Lurven war der boshafteste von allen Hunden, die mir je begegnet sind. Ich sehe ihn noch vor mir, wie er mit seinem etwas schiefen Kopf und den kleinen schielenden Augen, den Schwanz nach der einen Seite hinausgestreckt, über das Deck hinjagt, als sei er auf einen neuen Streich aus. Er wurde wegen seiner schlechten Streiche sehr oft von uns durchgewalkt und verlegte seine Taten deshalb gern auf eine Zeit, wo er weniger unter Aufsicht war. Wenn wir zum Beispiel an den Segeln beschäftigt waren, konnten wir eines Kampfes sicher gewärtig sein. In der Dunkelheit und Stille der Nacht, wenn Lurven die beiden aufeinandergehetzt hatte, benutzte er oft die Gelegenheit, Ola in den Rücken zu fallen, und dann konnte der Alte nicht allein fertig werden. Armer Ola! Bei diesen nächtlichen Kämpfen wurde er oft böse zugerichtet. Silla sprang bei solchen Gelegenheiten rings um die Kämpfenden herum; sie vollführte allein einen Spektakel, der den der beiden anderen ganz übertäubte, und biss diese auch von Zeit zu Zeit in die Beine.
Es regnete unentwegt weiter, und wir sammelten das Regenwasser in alle unsere Gefäße, als Waschwasser für uns und als Trinkwasser für die Hunde. Aber für gewöhnlich wuschen wir uns mit Seewasser und konnten es da nicht so genau mit der absoluten Reinlichkeit nehmen.
Von jetzt an hielten wir scharfen Ausguck nach Eis, und am neunten Juli entdeckten wir zwei schmale Streifen, die in der See auf und ab wogten; da wussten wir, dass wir nun bald die Hauptmasse des Eises erwarten konnten.
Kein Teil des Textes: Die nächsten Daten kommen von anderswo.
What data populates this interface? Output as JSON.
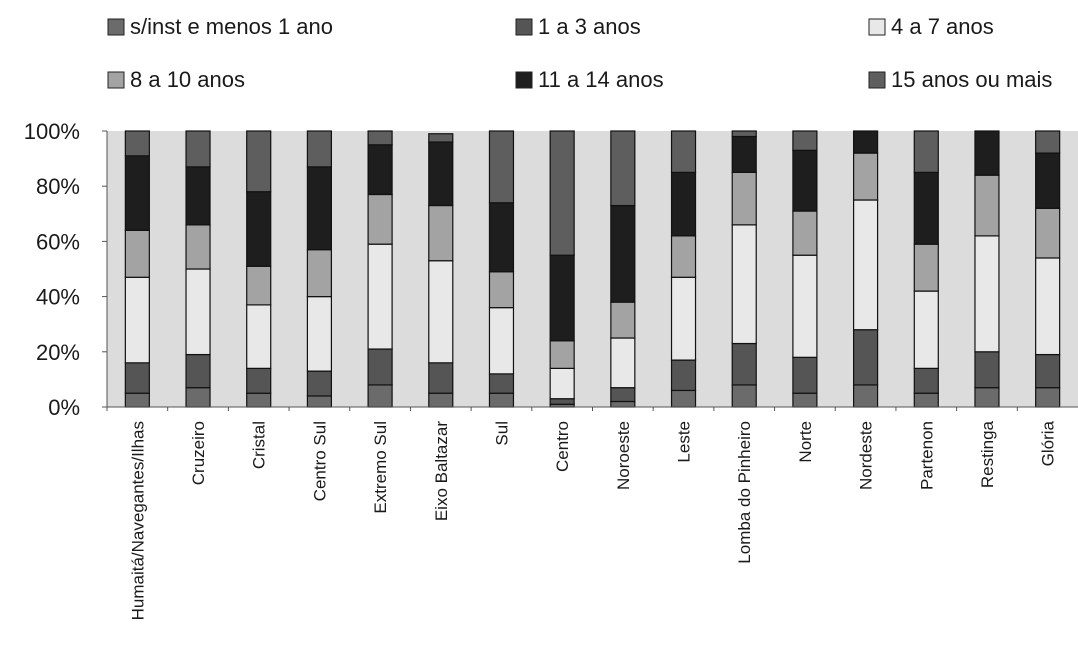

Und ganz richtig, nicht lange danach hatten wir das Packeis mächtig und fest vor uns! In dessen Gefolge kam der Nebel, der treue Begleiter des Eises, der uns während eines großen Teils unserer Reise in den arktischen Gewässern Gesellschaft leistete.
Am elften Juli um halb drei Uhr nachmittags bekamen wir Land in Sicht, etwas westlich vom Kap Farewell. Die hohe zerrissene Felsenküste war ein prächtiger Anblick. Es sah aus, als reiche das Eis bis dicht an das Land heran. Dem Rat der schottischen Walfischfänger Milne und Adams gemäß hielt ich mich weit von der Küste entfernt, um nicht in das Eis hineinzugeraten.